TCS Daily

Just Say No to The 'Bull Manure' Index

By Jodi Peckich - March 6, 2006 12:00 AM

For some, "BMI" conjures up their version of the three main food groups: Burgers, Macaroni-and-cheese and Ice cream. The government, though, takes Body Mass Index seriously. It uses the measure of relative weight to height in clinical guidelines to identify, evaluate and treat overweight and obesity in adults. Generally, the higher your BMI, the higher your predisposition to health adversities such as cardiovascular disease, high blood pressure, diabetes, osteoarthritis, some cancers and premature death.

But the Body Mass Index provides only a "best guess" of the source of these troubles -- total body fat. As such the "Body Mass Index" is just that: an index for the masses. For muscularly-built athletes, it mostly overestimates body fat.

A recent article questioned its validity citing that according to the government-endorsed BMI, more than 96% of the Pittsburgh Steelers' roster is overweight or obese, exceeding 24.5 and 30 on the BMI scale. No doubt some linemen may be; but running backs, quarterbacks, defensive backs, receivers and linebackers? The Bus is big, but is he really, really fat?

At the 2006 Olympic Winter Games, the Olympic Committee concerns went the other way, toward the really, really thin. It set a minimum BMI requirement of 18.5, the lower limit for healthy weight, for each competitor in the ski jumping and Nordic combined events. The athletes needed to fulfill minimum weight requirements to be allowed to jump based on maximum ski length. Speed, strength, agility and endurance didn't matter, but BMI did. It decided who was underweight.

Thus, athletes provide exceptions at both ends of the BMI spectrum. And if those with such well-conditioned bodies are deemed by the government as "at risk," maybe its time we considered revising the system. After all, if the government uses the BMI to determine food warning labels and make a super-size wad of cash from applying surtaxes on food; and insurance companies are allowed to apply higher premiums based upon it.

Wallets aside, don't we need to place accuracy of health predictors as our highest priority? Don't we need a more reliable measure?

While the BMI measurement may serve as a mass predictor, it should not preclude us from employing methods that could provide a clearer picture of our total well-being.

Numerous factors affect our health, including genes, environment and lifestyle. We need more complete assessments, not simply a single system. If body composition is the real issue, using several calculation tools to interpret it seems reasonable.

What other tools?

Many argue that waist-to-hip ratio is a more accurate predictor of cardiovascular risk. Then there are muscle-to-fat ratios. Accurate testing methods are available and accessible, from simple skinfold caliper tests to more advanced hydrostatic weighing. Why not take advantage of the advances of modern medical technology?

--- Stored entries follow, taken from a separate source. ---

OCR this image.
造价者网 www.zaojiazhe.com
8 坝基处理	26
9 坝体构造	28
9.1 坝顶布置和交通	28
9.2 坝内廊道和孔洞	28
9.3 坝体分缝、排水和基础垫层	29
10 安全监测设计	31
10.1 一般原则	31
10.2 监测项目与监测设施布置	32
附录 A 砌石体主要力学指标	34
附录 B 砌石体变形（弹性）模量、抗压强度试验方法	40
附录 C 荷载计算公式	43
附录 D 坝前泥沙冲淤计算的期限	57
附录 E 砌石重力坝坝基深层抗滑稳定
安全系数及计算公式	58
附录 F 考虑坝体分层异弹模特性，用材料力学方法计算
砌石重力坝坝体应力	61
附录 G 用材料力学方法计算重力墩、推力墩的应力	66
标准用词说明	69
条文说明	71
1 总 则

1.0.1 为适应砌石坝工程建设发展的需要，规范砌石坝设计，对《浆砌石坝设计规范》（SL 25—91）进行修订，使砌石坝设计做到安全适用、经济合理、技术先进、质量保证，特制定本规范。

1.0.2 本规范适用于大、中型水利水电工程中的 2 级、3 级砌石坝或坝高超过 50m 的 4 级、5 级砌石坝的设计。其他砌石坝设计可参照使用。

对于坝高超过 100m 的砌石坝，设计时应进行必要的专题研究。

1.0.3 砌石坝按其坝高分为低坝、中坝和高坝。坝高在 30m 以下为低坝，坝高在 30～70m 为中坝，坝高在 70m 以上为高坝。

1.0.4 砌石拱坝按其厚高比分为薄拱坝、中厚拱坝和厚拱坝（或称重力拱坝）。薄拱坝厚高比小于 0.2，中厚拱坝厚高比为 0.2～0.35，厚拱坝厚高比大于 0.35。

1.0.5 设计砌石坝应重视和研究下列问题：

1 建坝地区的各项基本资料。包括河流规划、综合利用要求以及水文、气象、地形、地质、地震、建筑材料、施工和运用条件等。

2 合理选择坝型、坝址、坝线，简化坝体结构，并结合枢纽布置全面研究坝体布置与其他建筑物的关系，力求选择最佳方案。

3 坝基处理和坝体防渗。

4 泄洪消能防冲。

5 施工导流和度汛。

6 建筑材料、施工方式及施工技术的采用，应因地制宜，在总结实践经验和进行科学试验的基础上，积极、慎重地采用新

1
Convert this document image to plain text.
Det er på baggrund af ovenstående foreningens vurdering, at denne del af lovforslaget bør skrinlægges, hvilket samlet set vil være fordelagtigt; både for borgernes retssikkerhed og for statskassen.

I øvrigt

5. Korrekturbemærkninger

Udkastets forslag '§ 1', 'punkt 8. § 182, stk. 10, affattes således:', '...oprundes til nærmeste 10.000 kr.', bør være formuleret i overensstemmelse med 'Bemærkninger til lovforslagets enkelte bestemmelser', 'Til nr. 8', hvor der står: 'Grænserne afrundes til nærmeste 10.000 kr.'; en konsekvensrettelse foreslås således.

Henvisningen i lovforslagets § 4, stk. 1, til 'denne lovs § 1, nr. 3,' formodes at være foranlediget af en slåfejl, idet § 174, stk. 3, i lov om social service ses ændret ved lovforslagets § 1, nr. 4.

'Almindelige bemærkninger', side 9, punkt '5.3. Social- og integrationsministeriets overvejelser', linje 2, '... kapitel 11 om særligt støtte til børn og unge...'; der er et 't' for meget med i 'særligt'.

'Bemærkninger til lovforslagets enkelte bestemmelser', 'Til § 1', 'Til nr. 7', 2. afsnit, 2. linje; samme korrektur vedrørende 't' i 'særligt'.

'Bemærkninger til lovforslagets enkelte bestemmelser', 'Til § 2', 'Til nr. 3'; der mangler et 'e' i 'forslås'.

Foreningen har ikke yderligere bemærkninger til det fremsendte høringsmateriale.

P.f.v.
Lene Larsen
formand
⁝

Yet, when was the last time your general practitioner tested your body fat? Once, when I asked for such an assessment, I didn't receive the "pinch an inch" test, but a blank stare. Another time, a statement, "We don't do that here," along with a recommendation to go to a local gym that did. Perhaps what the medical community needs most is an agreed-upon set of tools (body weight, body fat, blood profiles, family history etc.) and a succinct, comprehensive standard of methods by which to test them.

In the meantime, whether you are a "couch Olympiad," sporadic sports enthusiast or elite (and lucky) enough to "do it" with that ski-bum, party hound Bodie Miller, we each need to be champions of our own health. It's up to the individual to fill his fork with good health.

Jodi Peckich is the owner of beneFITs & beyond, a fitness training and wellness consulting company.